I thanked the gentleman, who introduced himself as Kid Lohengrin (he named himself after his favorite opera), and was about to offer up a spirited defense of Frontierado when I noticed Wren Baker pushing through the swing doors into the Sagebrush Saga Saloon. He joined me at my table and after exchanging a few pleasantries we got down to business.
I asked if he wanted me to refer to him as “Wrowdy Wren” in the article but he just rolled his eyes. Taking that as a “yes” I dove into interview mode:
Bronson Canyon Kid: How long had Rogers State had a rodeo program at the intercollegiate level prior to the decision to drop it to club level?
Wren Baker: The team started as a club sport around 2001. We sponsored rodeo as an intercollegiate sport from 2006-2010.
BCK: What caused rodeo to be dropped back to club level at Rogers State? Was it just the expense or was it an overall decline in interest?
WB: It was more of a financial decision. Like many states, Oklahoma’s economy is struggling and our state appropriations have been down. Our Board of Regents asked us to look at high cost initiatives across campus. When we looked at rodeo, our per student expenditures were pretty high. Many rodeo programs have up to 100 students involved with the team. At RSU we’ve never had more than 20. I think much of that is because we do not have agriculture degree programs. The athletic department forwarded our costs on to the President and Board of Regents and the decision was made to compete as a club program.
BCK: Do you know how many colleges still offer rodeo as an intercollegiate sport?

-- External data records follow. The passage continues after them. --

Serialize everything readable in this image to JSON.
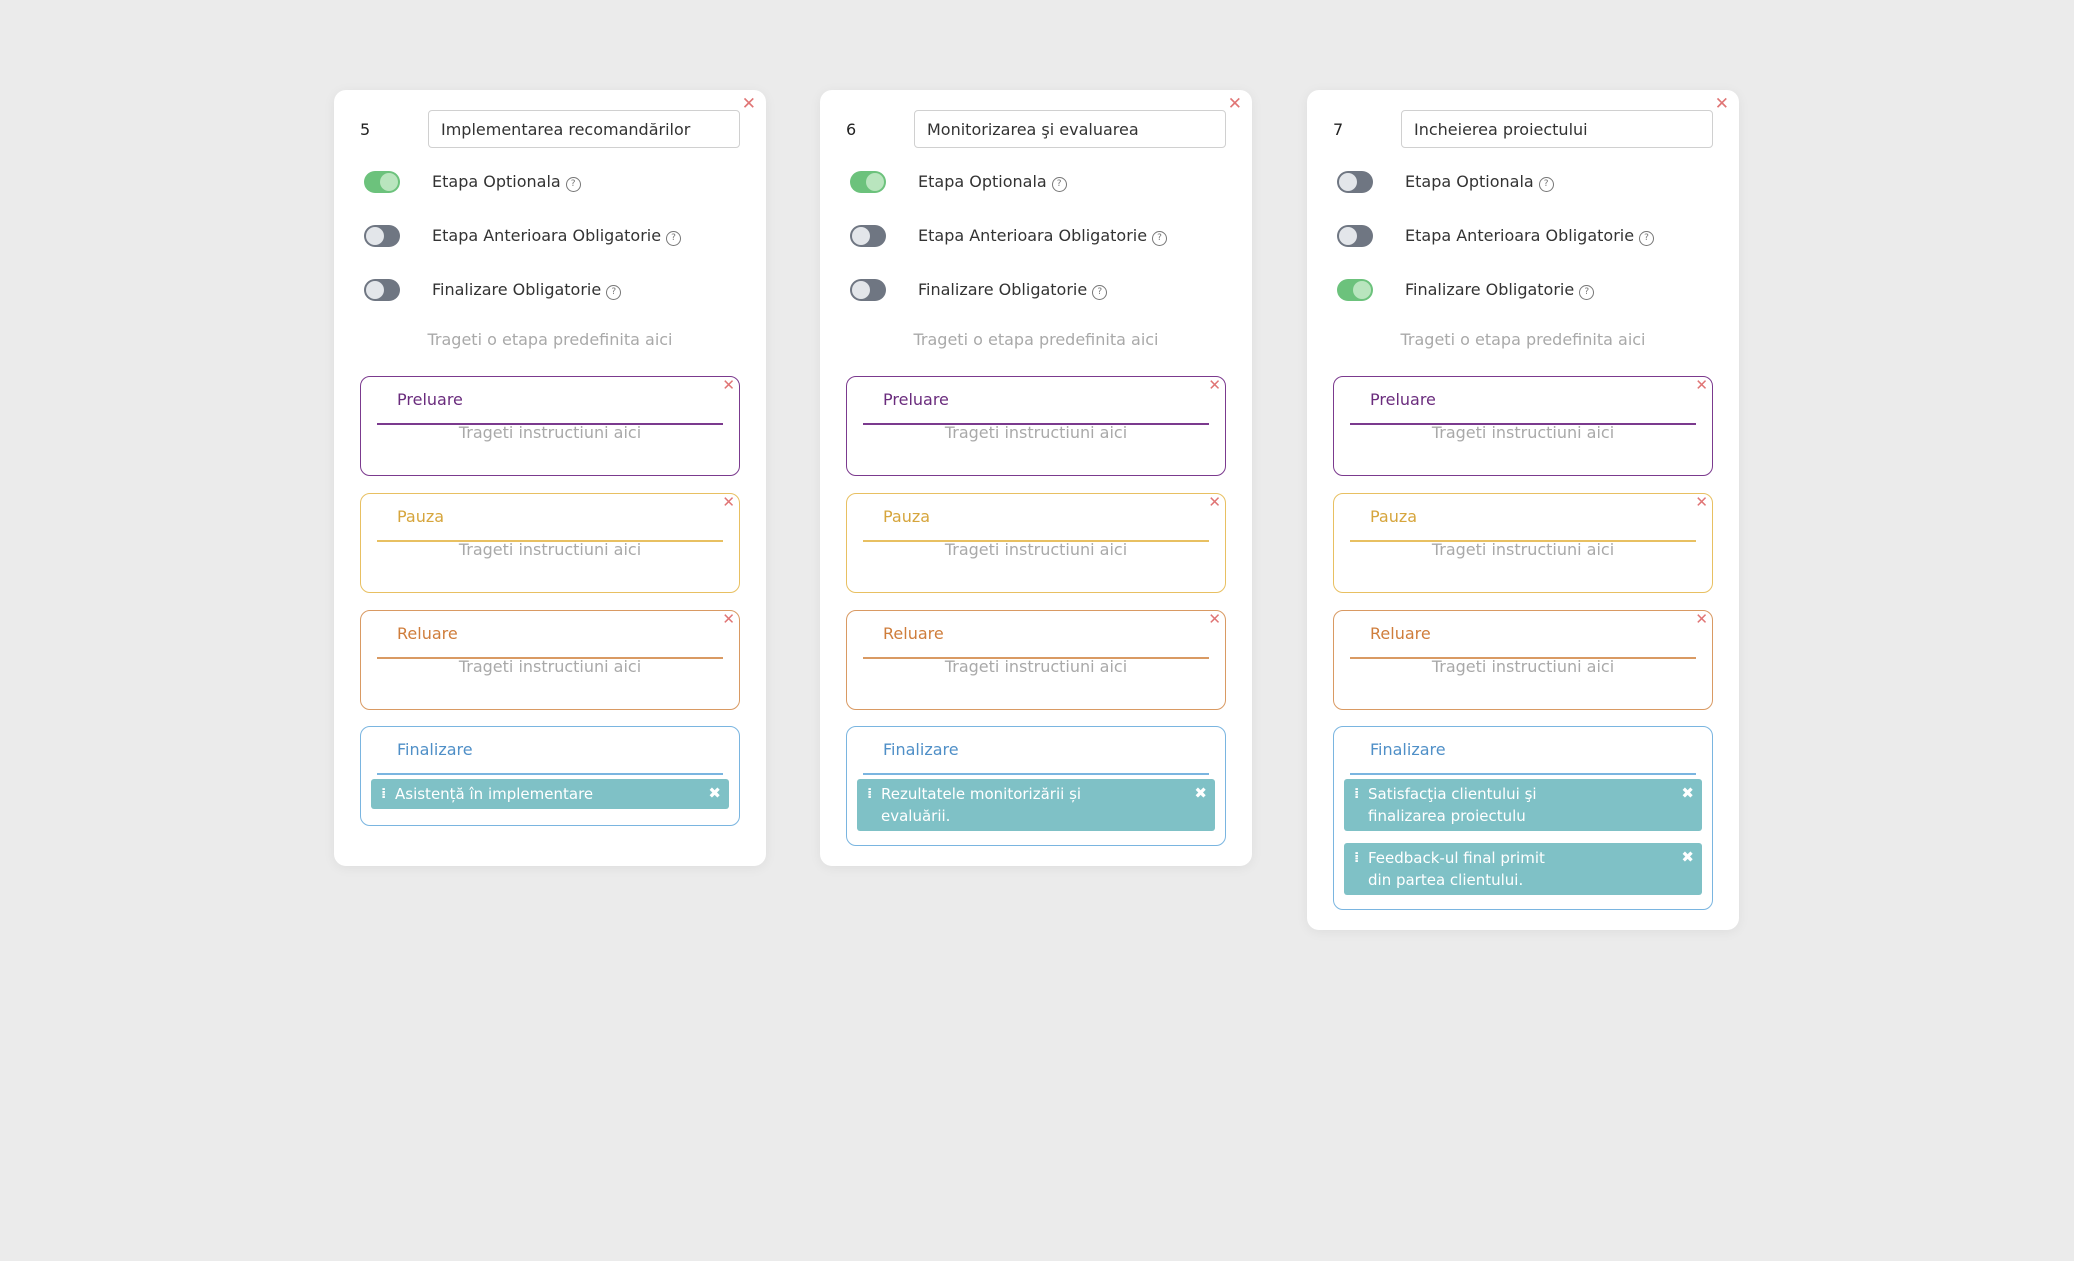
{
  "cards": [
    {
      "number": "5",
      "name": "Implementarea recomandărilor",
      "toggles": [
        {
          "label": "Etapa Optionala",
          "state": "on"
        },
        {
          "label": "Etapa Anterioara Obligatorie",
          "state": "off"
        },
        {
          "label": "Finalizare Obligatorie",
          "state": "off"
        }
      ],
      "drop_hint": "Trageti o etapa predefinita aici",
      "sections": {
        "preluare": {
          "title": "Preluare",
          "hint": "Trageti instructiuni aici"
        },
        "pauza": {
          "title": "Pauza",
          "hint": "Trageti instructiuni aici"
        },
        "reluare": {
          "title": "Reluare",
          "hint": "Trageti instructiuni aici"
        },
        "finalizare": {
          "title": "Finalizare",
          "items": [
            {
              "lines": [
                "Asistență în implementare"
              ]
            }
          ]
        }
      }
    },
    {
      "number": "6",
      "name": "Monitorizarea şi evaluarea",
      "toggles": [
        {
          "label": "Etapa Optionala",
          "state": "on"
        },
        {
          "label": "Etapa Anterioara Obligatorie",
          "state": "off"
        },
        {
          "label": "Finalizare Obligatorie",
          "state": "off"
        }
      ],
      "drop_hint": "Trageti o etapa predefinita aici",
      "sections": {
        "preluare": {
          "title": "Preluare",
          "hint": "Trageti instructiuni aici"
        },
        "pauza": {
          "title": "Pauza",
          "hint": "Trageti instructiuni aici"
        },
        "reluare": {
          "title": "Reluare",
          "hint": "Trageti instructiuni aici"
        },
        "finalizare": {
          "title": "Finalizare",
          "items": [
            {
              "lines": [
                "Rezultatele monitorizării și",
                "evaluării."
              ]
            }
          ]
        }
      }
    },
    {
      "number": "7",
      "name": "Incheierea proiectului",
      "toggles": [
        {
          "label": "Etapa Optionala",
          "state": "off"
        },
        {
          "label": "Etapa Anterioara Obligatorie",
          "state": "off"
        },
        {
          "label": "Finalizare Obligatorie",
          "state": "on"
        }
      ],
      "drop_hint": "Trageti o etapa predefinita aici",
      "sections": {
        "preluare": {
          "title": "Preluare",
          "hint": "Trageti instructiuni aici"
        },
        "pauza": {
          "title": "Pauza",
          "hint": "Trageti instructiuni aici"
        },
        "reluare": {
          "title": "Reluare",
          "hint": "Trageti instructiuni aici"
        },
        "finalizare": {
          "title": "Finalizare",
          "items": [
            {
              "lines": [
                "Satisfacţia clientului şi",
                "finalizarea proiectulu"
              ]
            },
            {
              "lines": [
                "Feedback-ul final primit",
                "din partea clientului."
              ]
            }
          ]
        }
      }
    }
  ],
  "icons": {
    "close": "close-icon",
    "help": "help-icon",
    "grip": "drag-handle-icon"
  },
  "colors": {
    "background": "#ebebeb",
    "toggle_on": "#6cc27c",
    "toggle_off": "#6f7682",
    "preluare": "#7b3a8e",
    "pauza": "#e8c062",
    "reluare": "#d99a63",
    "finalizare": "#7ab5e0",
    "instruction": "#7fc1c6",
    "close": "#e07575"
  }
}
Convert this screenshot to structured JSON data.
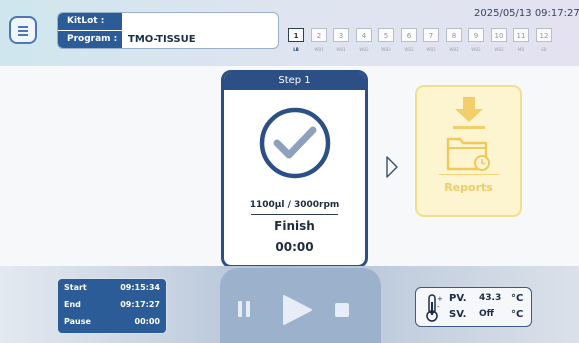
{
  "header": {
    "kitlot_label": "KitLot :",
    "kitlot_value": "",
    "program_label": "Program :",
    "program_value": "TMO-TISSUE",
    "datetime": "2025/05/13 09:17:27"
  },
  "steps": [
    {
      "number": "1",
      "name": "LB",
      "active": true
    },
    {
      "number": "2",
      "name": "WB1",
      "active": false
    },
    {
      "number": "3",
      "name": "WB1",
      "active": false
    },
    {
      "number": "4",
      "name": "WB2",
      "active": false
    },
    {
      "number": "5",
      "name": "WB2",
      "active": false
    },
    {
      "number": "6",
      "name": "WB2",
      "active": false
    },
    {
      "number": "7",
      "name": "WB2",
      "active": false
    },
    {
      "number": "8",
      "name": "WB2",
      "active": false
    },
    {
      "number": "9",
      "name": "WB2",
      "active": false
    },
    {
      "number": "10",
      "name": "WB2",
      "active": false
    },
    {
      "number": "11",
      "name": "MB",
      "active": false
    },
    {
      "number": "12",
      "name": "EB",
      "active": false
    }
  ],
  "step_card": {
    "title": "Step 1",
    "icon": "check-circle-icon",
    "params": "1100μl / 3000rpm",
    "status": "Finish",
    "time": "00:00"
  },
  "reports": {
    "icon": "download-folder-icon",
    "label": "Reports"
  },
  "time_info": {
    "start_label": "Start",
    "start_value": "09:15:34",
    "end_label": "End",
    "end_value": "09:17:27",
    "pause_label": "Pause",
    "pause_value": "00:00"
  },
  "controls": {
    "pause_icon": "pause-icon",
    "play_icon": "play-icon",
    "stop_icon": "stop-icon"
  },
  "temperature": {
    "icon": "thermometer-icon",
    "pv_label": "PV.",
    "pv_value": "43.3",
    "pv_unit": "°C",
    "sv_label": "SV.",
    "sv_value": "Off",
    "sv_unit": "°C"
  },
  "colors": {
    "accent": "#2c4f85",
    "reports_accent": "#efcb6a",
    "card_icon": "#2c4f85"
  }
}
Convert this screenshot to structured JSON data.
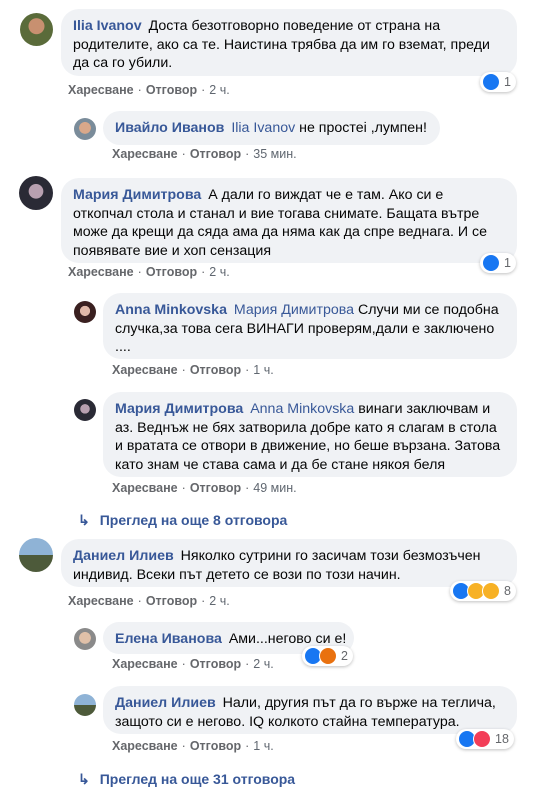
{
  "comments": [
    {
      "author": "Ilia Ivanov",
      "text": "Доста безотговорно поведение от страна на родителите, ако са те. Наистина трябва да им го вземат, преди да са го убили.",
      "like": "Харесване",
      "reply": "Отговор",
      "time": "2 ч.",
      "reaction_count": "1"
    },
    {
      "author": "Ивайло Иванов",
      "mention": "Ilia Ivanov",
      "text": " не простеі ,лумпен!",
      "like": "Харесване",
      "reply": "Отговор",
      "time": "35 мин."
    },
    {
      "author": "Мария Димитрова",
      "text": "А дали го виждат че е там. Ако си е откопчал стола и станал и вие тогава снимате. Бащата вътре може да крещи да сяда ама да няма как да спре веднага. И се появявате вие и хоп сензация",
      "like": "Харесване",
      "reply": "Отговор",
      "time": "2 ч.",
      "reaction_count": "1"
    },
    {
      "author": "Anna Minkovska",
      "mention": "Мария Димитрова",
      "text": " Случи ми се подобна случка,за това сега ВИНАГИ проверям,дали е заключено ....",
      "like": "Харесване",
      "reply": "Отговор",
      "time": "1 ч."
    },
    {
      "author": "Мария Димитрова",
      "mention": "Anna Minkovska",
      "text": " винаги заключвам и аз. Веднъж не бях затворила добре като я слагам в стола и вратата се отвори в движение, но беше вързана. Затова като знам че става сама и да бе стане някоя беля",
      "like": "Харесване",
      "reply": "Отговор",
      "time": "49 мин."
    },
    {
      "more": "Преглед на още 8 отговора"
    },
    {
      "author": "Даниел Илиев",
      "text": "Няколко сутрини го засичам този безмозъчен индивид. Всеки път детето се вози по този начин.",
      "like": "Харесване",
      "reply": "Отговор",
      "time": "2 ч.",
      "reaction_count": "8"
    },
    {
      "author": "Елена Иванова",
      "text": "Ами...негово си е!",
      "like": "Харесване",
      "reply": "Отговор",
      "time": "2 ч.",
      "reaction_count": "2"
    },
    {
      "author": "Даниел Илиев",
      "text": "Нали, другия път да го върже на теглича, защото си е негово. IQ колкото стайна температура.",
      "like": "Харесване",
      "reply": "Отговор",
      "time": "1 ч.",
      "reaction_count": "18"
    },
    {
      "more": "Преглед на още 31 отговора"
    }
  ],
  "colors": {
    "like_blue": "#1877f2",
    "love_red": "#f33e58",
    "wow_yellow": "#f7b125",
    "link_blue": "#385898"
  },
  "icons": [
    "like-icon",
    "angry-icon",
    "wow-icon",
    "sad-icon",
    "haha-icon",
    "reply-arrow-icon"
  ]
}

WB: I don’t know the number. I would guess that it isn’t incredibly high. Since neither the NAIA or NCAA sanction rodeo as an official sport, many schools decide not to field a team. Rodeo is sanctioned by NIRA. Of the schools who field a rodeo team, I believe well over half are ‘club’ teams.
BCK: What do you look for when recruiting for a rodeo team?
WB: I think it is very similar to other sports. We look for a highly motivated individual who works hard at their sport and also in the classroom. Rodeo participants usually specialize in one or two events so recruiting often will be focused on the events where the school has the greatest need.
BCK: Do you label rodeo team participants according to a “position” or according to the activity they participate in?
WB: Each participant competes in certain events so to a degree yes. You may have a goat tyer or barrel racer, team roper or bullrider. However, many times a participant will enter in more than one event.
BCK: What does a typical practice for a rodeo team consist of?
WB: Our team practices 3 days per week. They will usually practice each of their events. Roughstock riders (bullriders and bronc riders) usually have to go practice with other riders at a neutral location.
BCK: Among the Rogers State Hillcats rodeo team’s past accomplishments what are you proudesst of?
WB: I think we are most proud of the students that have earned their degree and the students who have qualified for the national finals.
As nice a response as that is I was hoping he would say it was when the Hillcats were the host school for the Clem McSpadden Memorial College Rodeo at the Claremore Expo in 2009. McSpadden was a grand-nephew of Will Rogers and the name “Clem” has such a cool western air about it I wanted to be sure to include it in this post.
The interview was now winding down so I sprinkled in a few non-sports questions. Baker stated his greatest non-sports passion was working in his yard or spending time at the lake. He told me his favorite television Western was Bonanza so I asked him to sing the theme song. He declined so I pointed out how odd it was that Ben Cartwright had one son and one son only with three different wives. I told him a perfect tag line for the series would have been “Ben Cartwright: He mates; he kills.”
Wren laughed politely, wished me a Happy Frontierado and glided out of the saloon. I resisted the urge to follow after him shouting “Shaaaaane! Come back, Shaaaaane!”, paid my bar tab and went upstairs to my room.